The entire process of conversion took 13 months to complete, with a purchase agreement having been signed in January 2014 and sale closing in June 2014. 

Before the purchase, two of the stores (both LLCs) were merged into the third (a corporation called Burnt Cove). All of the Burnt Cove Corporation’s stock was then sold to IEC for $5.6 million by means of a Stock Purchase Agreement. Since the selling owners were able to benefit from the 1042 tax deferral, the cooperative was able to negotiate a lower purchase price than might have been paid by a conventional buyer.

Burnt Cove

The Burnt Cove Corporation continues to operate as a subsidiary of the cooperative and has not merged with the cooperative, which makes the IEC case somewhat unique. A primary reason that the entities did not merge is that the corporation’s stock was pledged to secure some of the loans received by IEC, and a cooperative generally cannot pledge stock as a security interest without undermining the entity’s cooperative legal structure. According to the IEC Bylaws, the corporation’s Board of Directors must be the same individuals as the cooperative’s Board, which is elected by cooperative members. When the loans are paid off, it is quite possible that the Burnt Cove Corporation could convert to a cooperative and then merge with IEC, or simply sell its assets to IEC. Further research is likely needed to assess the pros and cons of keeping a separate entity as a subsidiary of a worker cooperative, particularly with regard to the tax implications.

Documents Required in the IEC Conversion

The sale of any business – whether to a cooperative or conventional business entity – generally requires a good deal of paperwork and due diligence. 

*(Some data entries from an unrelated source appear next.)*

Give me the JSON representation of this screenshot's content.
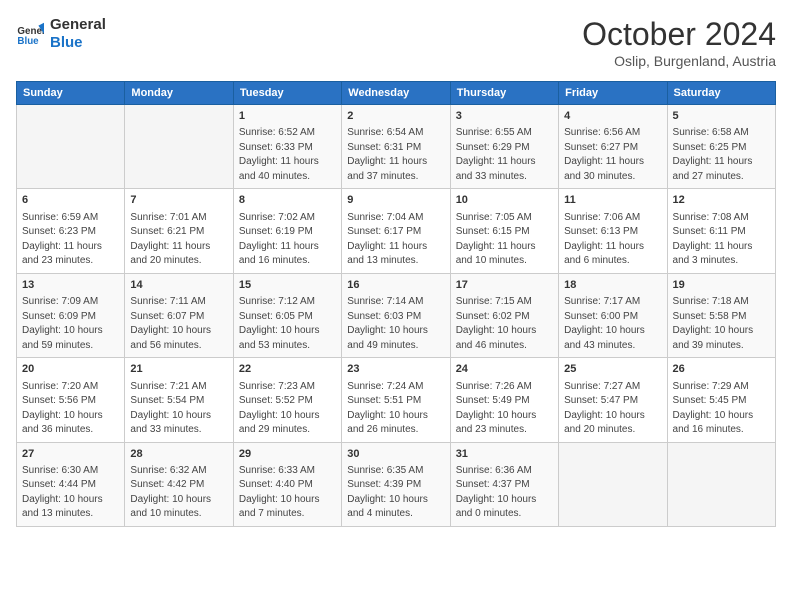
{
  "logo": {
    "line1": "General",
    "line2": "Blue"
  },
  "title": "October 2024",
  "location": "Oslip, Burgenland, Austria",
  "weekdays": [
    "Sunday",
    "Monday",
    "Tuesday",
    "Wednesday",
    "Thursday",
    "Friday",
    "Saturday"
  ],
  "weeks": [
    [
      {
        "day": "",
        "info": ""
      },
      {
        "day": "",
        "info": ""
      },
      {
        "day": "1",
        "info": "Sunrise: 6:52 AM\nSunset: 6:33 PM\nDaylight: 11 hours and 40 minutes."
      },
      {
        "day": "2",
        "info": "Sunrise: 6:54 AM\nSunset: 6:31 PM\nDaylight: 11 hours and 37 minutes."
      },
      {
        "day": "3",
        "info": "Sunrise: 6:55 AM\nSunset: 6:29 PM\nDaylight: 11 hours and 33 minutes."
      },
      {
        "day": "4",
        "info": "Sunrise: 6:56 AM\nSunset: 6:27 PM\nDaylight: 11 hours and 30 minutes."
      },
      {
        "day": "5",
        "info": "Sunrise: 6:58 AM\nSunset: 6:25 PM\nDaylight: 11 hours and 27 minutes."
      }
    ],
    [
      {
        "day": "6",
        "info": "Sunrise: 6:59 AM\nSunset: 6:23 PM\nDaylight: 11 hours and 23 minutes."
      },
      {
        "day": "7",
        "info": "Sunrise: 7:01 AM\nSunset: 6:21 PM\nDaylight: 11 hours and 20 minutes."
      },
      {
        "day": "8",
        "info": "Sunrise: 7:02 AM\nSunset: 6:19 PM\nDaylight: 11 hours and 16 minutes."
      },
      {
        "day": "9",
        "info": "Sunrise: 7:04 AM\nSunset: 6:17 PM\nDaylight: 11 hours and 13 minutes."
      },
      {
        "day": "10",
        "info": "Sunrise: 7:05 AM\nSunset: 6:15 PM\nDaylight: 11 hours and 10 minutes."
      },
      {
        "day": "11",
        "info": "Sunrise: 7:06 AM\nSunset: 6:13 PM\nDaylight: 11 hours and 6 minutes."
      },
      {
        "day": "12",
        "info": "Sunrise: 7:08 AM\nSunset: 6:11 PM\nDaylight: 11 hours and 3 minutes."
      }
    ],
    [
      {
        "day": "13",
        "info": "Sunrise: 7:09 AM\nSunset: 6:09 PM\nDaylight: 10 hours and 59 minutes."
      },
      {
        "day": "14",
        "info": "Sunrise: 7:11 AM\nSunset: 6:07 PM\nDaylight: 10 hours and 56 minutes."
      },
      {
        "day": "15",
        "info": "Sunrise: 7:12 AM\nSunset: 6:05 PM\nDaylight: 10 hours and 53 minutes."
      },
      {
        "day": "16",
        "info": "Sunrise: 7:14 AM\nSunset: 6:03 PM\nDaylight: 10 hours and 49 minutes."
      },
      {
        "day": "17",
        "info": "Sunrise: 7:15 AM\nSunset: 6:02 PM\nDaylight: 10 hours and 46 minutes."
      },
      {
        "day": "18",
        "info": "Sunrise: 7:17 AM\nSunset: 6:00 PM\nDaylight: 10 hours and 43 minutes."
      },
      {
        "day": "19",
        "info": "Sunrise: 7:18 AM\nSunset: 5:58 PM\nDaylight: 10 hours and 39 minutes."
      }
    ],
    [
      {
        "day": "20",
        "info": "Sunrise: 7:20 AM\nSunset: 5:56 PM\nDaylight: 10 hours and 36 minutes."
      },
      {
        "day": "21",
        "info": "Sunrise: 7:21 AM\nSunset: 5:54 PM\nDaylight: 10 hours and 33 minutes."
      },
      {
        "day": "22",
        "info": "Sunrise: 7:23 AM\nSunset: 5:52 PM\nDaylight: 10 hours and 29 minutes."
      },
      {
        "day": "23",
        "info": "Sunrise: 7:24 AM\nSunset: 5:51 PM\nDaylight: 10 hours and 26 minutes."
      },
      {
        "day": "24",
        "info": "Sunrise: 7:26 AM\nSunset: 5:49 PM\nDaylight: 10 hours and 23 minutes."
      },
      {
        "day": "25",
        "info": "Sunrise: 7:27 AM\nSunset: 5:47 PM\nDaylight: 10 hours and 20 minutes."
      },
      {
        "day": "26",
        "info": "Sunrise: 7:29 AM\nSunset: 5:45 PM\nDaylight: 10 hours and 16 minutes."
      }
    ],
    [
      {
        "day": "27",
        "info": "Sunrise: 6:30 AM\nSunset: 4:44 PM\nDaylight: 10 hours and 13 minutes."
      },
      {
        "day": "28",
        "info": "Sunrise: 6:32 AM\nSunset: 4:42 PM\nDaylight: 10 hours and 10 minutes."
      },
      {
        "day": "29",
        "info": "Sunrise: 6:33 AM\nSunset: 4:40 PM\nDaylight: 10 hours and 7 minutes."
      },
      {
        "day": "30",
        "info": "Sunrise: 6:35 AM\nSunset: 4:39 PM\nDaylight: 10 hours and 4 minutes."
      },
      {
        "day": "31",
        "info": "Sunrise: 6:36 AM\nSunset: 4:37 PM\nDaylight: 10 hours and 0 minutes."
      },
      {
        "day": "",
        "info": ""
      },
      {
        "day": "",
        "info": ""
      }
    ]
  ]
}
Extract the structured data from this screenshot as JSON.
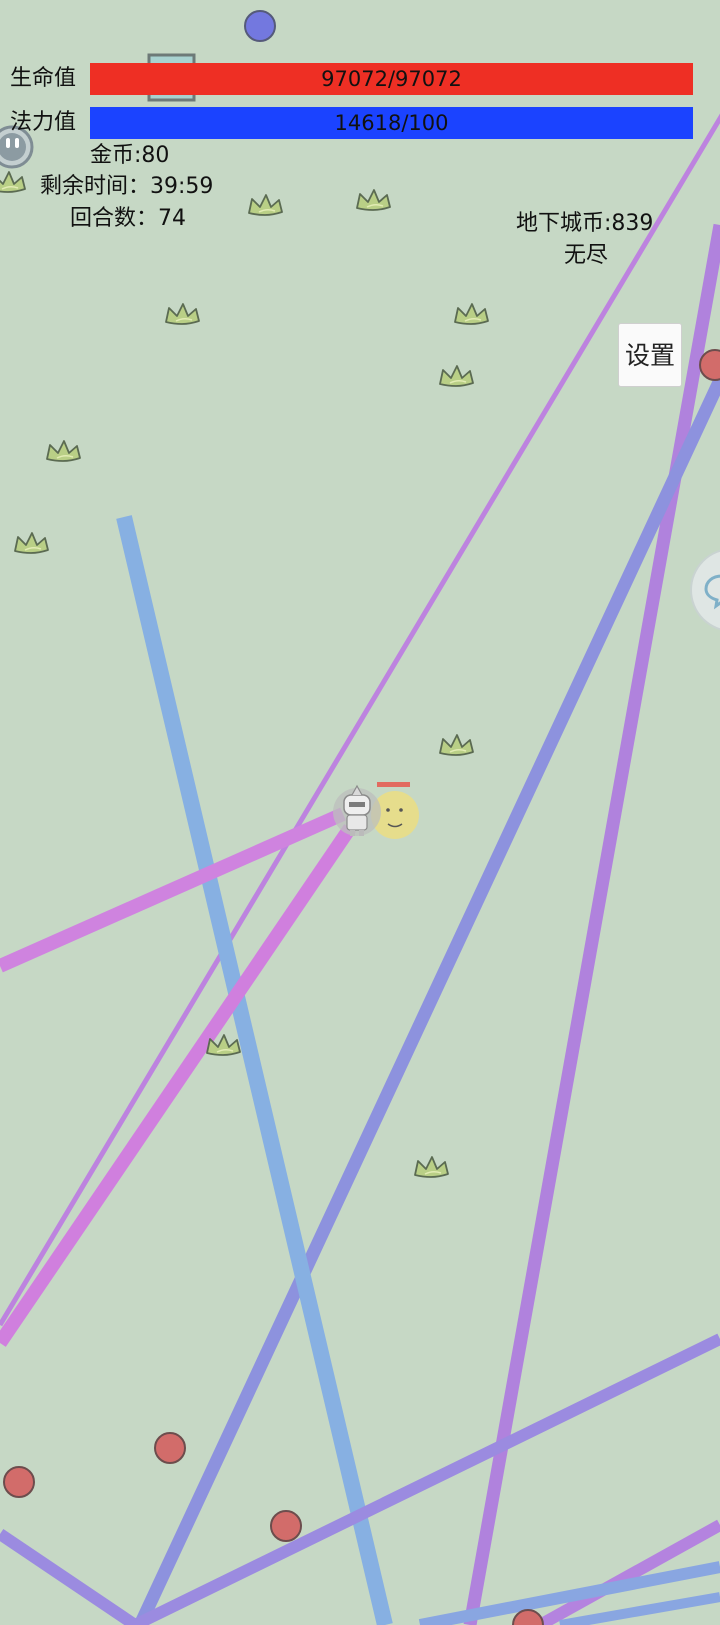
{
  "hud": {
    "hp_label": "生命值",
    "hp_text": "97072/97072",
    "hp_fraction": 1.0,
    "mp_label": "法力值",
    "mp_text": "14618/100",
    "mp_fraction": 1.0,
    "gold": "金币:80",
    "time_remaining": "剩余时间：39:59",
    "round": "回合数：74",
    "dungeon_coins": "地下城币:839",
    "mode": "无尽"
  },
  "settings_button": {
    "label": "设置"
  },
  "colors": {
    "background": "#c6d8c5",
    "hp_bar": "#ee2f24",
    "mp_bar": "#1b43ff",
    "enemy": "#d26c6a",
    "blue_orb": "#7378df",
    "laser_violet": "#b37fe0",
    "laser_blue": "#8ea0df",
    "laser_magenta": "#d27fe0",
    "laser_sky": "#88b3e3",
    "grass": "#b9cf86",
    "companion": "#e6dd8c",
    "player_shield": "#bcbfbc"
  },
  "icons": {
    "grass": "grass-tuft-icon",
    "player": "player-knight-icon",
    "companion": "smiley-companion-icon",
    "chat": "chat-bubble-icon"
  }
}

To complete the transaction in the case of IEC, parties needed to: 

  • Transfer title of land and buildings,
  • release each other from liability,
  • notify other tenants of the change in ownership,
  • re-assign insurance policies and other contracts,
  • verify that all entities were up-to-date on necessary filings and taxes,
  • properly take Board or Membership action to remove and appoint directors and officers, and
  • execute documents to purchase business assets.
  • In addition, the sellers agreed to not create a similar business (grocery, drug store, or hardware store) in the same county for 5 years, and the sellers will not solicit any of the employees to work for them during that time.